The OpenShift Cluster has 164 worker nodes and 3 "etcd" Nodes. Each of the etcd Nodes where the kube-apiserver is running has 12 vCores and 64 GB of memory. This cluster hosts several namespaces and applications which results in 12644 secrets and 5655 configmaps.
We stopped the attempt to install the Cert Utils Operator after two and a half hours because the cluster gets very unstable and it doesn't look like it will be healing soon. After uninstalling the Cert Utils Operator the Cluster gets back to normal operations and stability.
We also tested the installation on a smaller cluster with same versions and here we saw also for some time increased memory consumption on the kube-apiserver but after some minutes the kube-apiserver gets back to normal operations. We also see a high CPU consumption (up to 2 cores) of the Cert Utils Operator during this time.

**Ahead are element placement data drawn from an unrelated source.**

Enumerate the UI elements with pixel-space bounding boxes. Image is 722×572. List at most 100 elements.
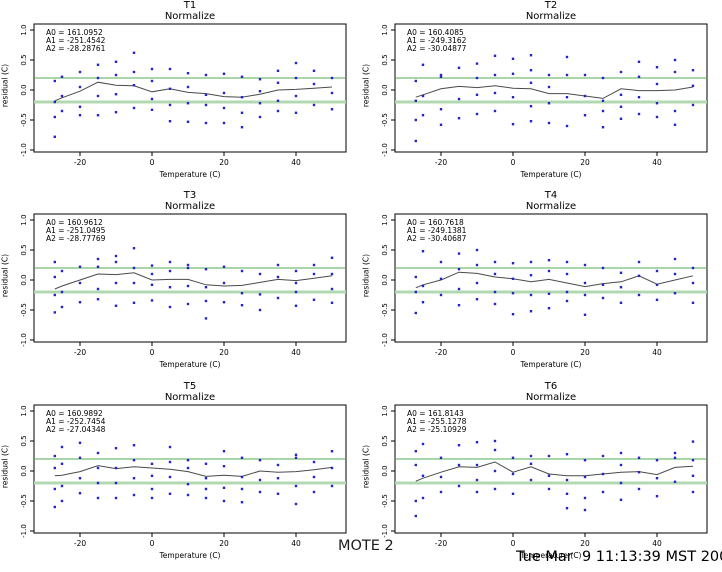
svg-text:-0.5: -0.5 xyxy=(381,113,389,127)
fit-coefficients: A0 = 160.9612 A1 = -251.0495 A2 = -28.77… xyxy=(46,219,105,243)
coef-a0: A0 = 160.9892 xyxy=(46,409,103,418)
coef-a2: A2 = -25.10929 xyxy=(407,425,467,434)
svg-text:20: 20 xyxy=(219,348,229,357)
coef-a1: A1 = -252.7454 xyxy=(46,417,106,426)
x-axis-label: Temperature (C) xyxy=(159,360,221,369)
coef-a1: A1 = -249.1381 xyxy=(407,226,467,235)
svg-text:0: 0 xyxy=(150,158,155,167)
svg-text:0: 0 xyxy=(511,539,516,548)
y-axis-label: residual (C) xyxy=(0,63,10,108)
svg-text:1.0: 1.0 xyxy=(381,24,389,35)
t1-plot-canvas: 1.0 0.5 0.0 -0.5 -1.0 -20 0 20 40 xyxy=(20,23,347,167)
panel-t1: 1.0 0.5 0.0 -0.5 -1.0 -20 0 20 40 T1 Normalize A… xyxy=(0,0,361,191)
y-axis-label: residual (C) xyxy=(361,63,371,108)
t4-plot-canvas: 1.0 0.5 0.0 -0.5 -1.0 -20 0 20 40 xyxy=(381,213,708,357)
svg-text:0: 0 xyxy=(150,348,155,357)
svg-text:1.0: 1.0 xyxy=(20,214,28,225)
coef-a2: A2 = -30.40687 xyxy=(407,234,467,243)
svg-text:40: 40 xyxy=(291,348,301,357)
panel-t5: 1.0 0.5 0.0 -0.5 -1.0 -20 0 20 40 T5 Normalize A… xyxy=(0,381,361,572)
x-axis-label: Temperature (C) xyxy=(159,170,221,179)
x-axis-label: Temperature (C) xyxy=(520,551,582,560)
coef-a2: A2 = -30.04877 xyxy=(407,44,467,53)
fit-coefficients: A0 = 160.4085 A1 = -249.3162 A2 = -30.04… xyxy=(407,29,466,53)
svg-text:-0.5: -0.5 xyxy=(20,494,28,508)
svg-text:0.0: 0.0 xyxy=(20,84,28,95)
coef-a1: A1 = -255.1278 xyxy=(407,417,467,426)
svg-text:-1.0: -1.0 xyxy=(20,333,28,347)
fit-coefficients: A0 = 160.7618 A1 = -249.1381 A2 = -30.40… xyxy=(407,219,466,243)
svg-text:20: 20 xyxy=(580,539,590,548)
coef-a1: A1 = -251.0495 xyxy=(46,226,106,235)
y-axis-label: residual (C) xyxy=(361,444,371,489)
svg-text:40: 40 xyxy=(652,539,662,548)
svg-text:-1.0: -1.0 xyxy=(381,524,389,538)
t2-plot-canvas: 1.0 0.5 0.0 -0.5 -1.0 -20 0 20 40 xyxy=(381,23,708,167)
panel-t6: 1.0 0.5 0.0 -0.5 -1.0 -20 0 20 40 T6 Normalize A… xyxy=(361,381,722,572)
x-axis-label: Temperature (C) xyxy=(520,360,582,369)
panel-title: T2 xyxy=(544,0,558,11)
svg-text:0: 0 xyxy=(511,348,516,357)
panel-t2: 1.0 0.5 0.0 -0.5 -1.0 -20 0 20 40 T2 Normalize A… xyxy=(361,0,722,191)
coef-a1: A1 = -251.4542 xyxy=(46,36,106,45)
t5-plot-canvas: 1.0 0.5 0.0 -0.5 -1.0 -20 0 20 40 xyxy=(20,404,347,548)
coef-a2: A2 = -27.04348 xyxy=(46,425,106,434)
coef-a2: A2 = -28.77769 xyxy=(46,234,106,243)
t3-plot-canvas: 1.0 0.5 0.0 -0.5 -1.0 -20 0 20 40 xyxy=(20,213,347,357)
panel-subtitle: Normalize xyxy=(164,392,216,403)
svg-text:40: 40 xyxy=(291,539,301,548)
panel-subtitle: Normalize xyxy=(164,201,216,212)
panel-title: T1 xyxy=(183,0,197,11)
svg-text:0.0: 0.0 xyxy=(381,465,389,476)
svg-text:0.0: 0.0 xyxy=(381,274,389,285)
panel-subtitle: Normalize xyxy=(525,201,577,212)
svg-text:40: 40 xyxy=(652,348,662,357)
svg-text:40: 40 xyxy=(291,158,301,167)
panel-subtitle: Normalize xyxy=(525,392,577,403)
coef-a0: A0 = 161.8143 xyxy=(407,409,464,418)
svg-text:-20: -20 xyxy=(74,158,86,167)
svg-text:0.5: 0.5 xyxy=(381,54,389,65)
x-axis-label: Temperature (C) xyxy=(159,551,221,560)
svg-text:20: 20 xyxy=(219,158,229,167)
svg-text:0.5: 0.5 xyxy=(20,54,28,65)
svg-text:0.5: 0.5 xyxy=(381,435,389,446)
y-axis-label: residual (C) xyxy=(0,444,10,489)
coef-a1: A1 = -249.3162 xyxy=(407,36,467,45)
y-axis-label: residual (C) xyxy=(361,253,371,298)
svg-text:20: 20 xyxy=(219,539,229,548)
svg-text:0.5: 0.5 xyxy=(381,244,389,255)
panel-t4: 1.0 0.5 0.0 -0.5 -1.0 -20 0 20 40 T4 Normalize A… xyxy=(361,190,722,381)
panel-title: T3 xyxy=(183,190,197,201)
svg-text:20: 20 xyxy=(580,158,590,167)
svg-text:0: 0 xyxy=(150,539,155,548)
svg-text:-1.0: -1.0 xyxy=(20,524,28,538)
svg-text:1.0: 1.0 xyxy=(20,405,28,416)
svg-text:0.5: 0.5 xyxy=(20,435,28,446)
plot-set-label: MOTE 2 xyxy=(338,538,394,554)
svg-text:1.0: 1.0 xyxy=(20,24,28,35)
panel-subtitle: Normalize xyxy=(164,11,216,22)
x-axis-label: Temperature (C) xyxy=(520,170,582,179)
svg-text:0.0: 0.0 xyxy=(381,84,389,95)
svg-text:1.0: 1.0 xyxy=(381,214,389,225)
svg-text:-0.5: -0.5 xyxy=(20,113,28,127)
fit-coefficients: A0 = 161.0952 A1 = -251.4542 A2 = -28.28… xyxy=(46,29,105,53)
svg-text:-0.5: -0.5 xyxy=(381,303,389,317)
coef-a2: A2 = -28.28761 xyxy=(46,44,106,53)
panel-title: T6 xyxy=(544,381,558,392)
svg-text:-1.0: -1.0 xyxy=(381,143,389,157)
coef-a0: A0 = 160.7618 xyxy=(407,218,464,227)
svg-text:20: 20 xyxy=(580,348,590,357)
svg-text:-20: -20 xyxy=(435,348,447,357)
svg-text:-1.0: -1.0 xyxy=(20,143,28,157)
timestamp: Tue Mar 9 11:13:39 MST 2004 xyxy=(516,549,722,565)
svg-text:-20: -20 xyxy=(435,539,447,548)
svg-text:0: 0 xyxy=(511,158,516,167)
coef-a0: A0 = 160.9612 xyxy=(46,218,103,227)
panel-subtitle: Normalize xyxy=(525,11,577,22)
coef-a0: A0 = 160.4085 xyxy=(407,28,464,37)
svg-text:0.5: 0.5 xyxy=(20,244,28,255)
panel-t3: 1.0 0.5 0.0 -0.5 -1.0 -20 0 20 40 T3 Normalize A… xyxy=(0,190,361,381)
coef-a0: A0 = 161.0952 xyxy=(46,28,103,37)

The described behavior is every time reproduceable but it looks like it depends on size of the cluster/configmaps/secrets. We are running several other operators in the cluster but none of them shows a similar behavior.
For me it is not clear whether the Cert Utils Operator does something wrong or this is an issue with the large quantity of secrets and configmaps and inefficient processing in kube-apiserver?